Atheism for me is freedom. The freedom to question, to think critically, to form conclusions based on evidence, to not be subject to dogmatic belief. Given that I have an incredibly strong, deep-seated curiosity about more or less everything, religious belief is simply not sustainable for me, given its utter lack of meaningful, verifiable answers.
In short - being an atheist doesn't make me feel anything, really; it's my feeling of wanting to know more that makes me an atheist.
It is interesting to me how my surroundings and the environment in which I grew up shaped what I today consider to be my view of things. I was baptized and did all the ceremonies or what you call them because it was part of tradition. However, in my part of the world, religion is not so "reflective", that is, it is something you do because you were taught you should. This has a positive aspect of there not being too many fundamentalists or religiously orthodox, but also a negative aspect of a large number of "believers" being hypocrites. I noticed this very early on in my life. My family never forced me to accept or deny religion, but I was always encouraged in asking questions about things which interested me. When I was 8 or 9, two Jehovah`s witnesses came to my house and gave me a child`s bible. I read through all of it in a matter of days and told them to come back because I wanted to ask them some questions. When they came back about a week later I asked them a bunch of questions and they politely answered every single one until I asked this: "How could have Holy Mary remained a virgin AFTER she had given birth to Jesus?" After which they said they needed to go and never came back. A similar thing happened years later when I went to talk with the head priest of my parish (not sure of the terminology here) and on several other occasions. The reason why I left any kind of religious belief behind me is not because of some kind of disillusionment, epiphany or any other type of melodramatic event. I simply did not wish for things to limit me and forbid me from asking questions when I am already, as a human being, limited in what I can do in this world.
I find it my only purpose in life to constantly better myself as a person and as a scholar in such a way as to have the highest possible benefits from it for, firstly, myself, and then also for other people as well. I wish to develop my interests, identity and knowledge of things to the point where no person can distort the reality which I constantly try to grasp. To look for reasons and purposes of things within the scope of rational thinking and science is hard and long, but fruitful in the end. To find instant meaning and explanation is easy and instant, but deluded. So being an atheist for me means taking on the responsibility of living the best possible life while taking care not to diminish the quality of the lives of others, to never stop at a conclusion because it suits our ego and to strip away all things which prevent us from persevering in any of these
Looking at the Universe through the filter of religion makes it really hard to see and understand the magnificence of the world we live in. Having your world constrained by the limitations placed on it by faith and religion makes it so trivial compared with the grandeur we see around us with science and knowledge. I feel sorry for those who cannot see past their religion....

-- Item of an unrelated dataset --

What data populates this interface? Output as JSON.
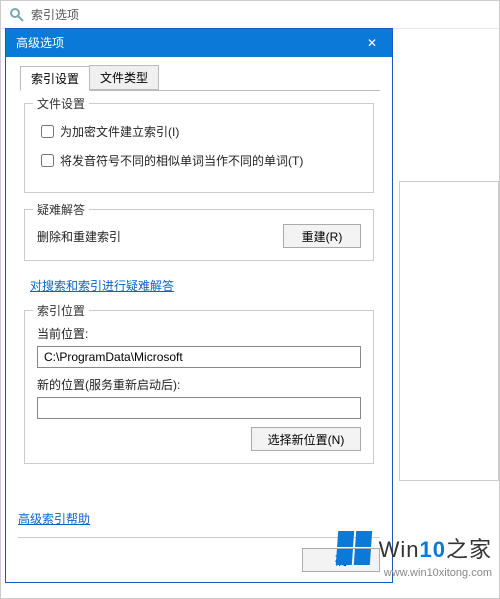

Unburdening myself of the superstition of religion took a great weight off. I not only could see the world through newfound scientific eyes, but I no longer had to look over my shoulder for the guy in the sky to judge whatever I was doing or thinking.
To me, faith is a bad word.
I feel more comfortable with myself now that I am completely open about my atheism. While I have never actually believed in "god" or been a member of a church, I used to try to "fit in" with the religious crowd. Why? Well, even though my head was screaming at me that those people were insane to believe such things, I was curious about how happy they appeared...With themselves and life in general.
Now I know that the supposed happiness was in most cases a farce, though some of it might have been that they were confident about themselves, no matter how deluded they may have been.
I think I've found a tolerable level of satisfaction within my own life through giving up thinking that I needed to change my beliefs, or pigeon hole myself into any specific mode of thought. Nowadays, I'm happy with who I am, and confident in my own NON belief.
I find my atheism to be more freeing. Rather than worrying about dogmatic baggage or constantly invoking, praying to, or trying to appease god/gods, I just live my life.
While I was trying to fit into religion, I was struggling with a lot of displaced anger from my past. No amount of praying or pastoral counseling helped. I don't attribute my anger to religion, but I realize it didn't help me. Since I've rejected religion, I've developed a more realist attitude that somehow helped me let all that go.
Perhaps things got better because I'm no longer rehashing all my problems for a pity party prayer group. :D
I know someone well-known has said something similar to what I'm about to say (albeit in a more eloquent manner), but I cannot remember his name...
Atheism does not make me feel differently about life; the knowledge brought about through science shapes my feelings about life and the universe. Just imagining how I am made from the very stuff of the universe, how billions of years ago the electrons, neutrons, and protons in my body were part of an immense star (or even multiple stars), fills me with a sense of awe. This idea fills me with a sense of camaraderie not only with my fellow homo sapiens, but also with the animals, the plants, the insects, the microbes, the rocks, the water, the oxygen, etc. I feel like part of the universe, not a separate entity for which the universe was created.
I really like that. It's a great mindset.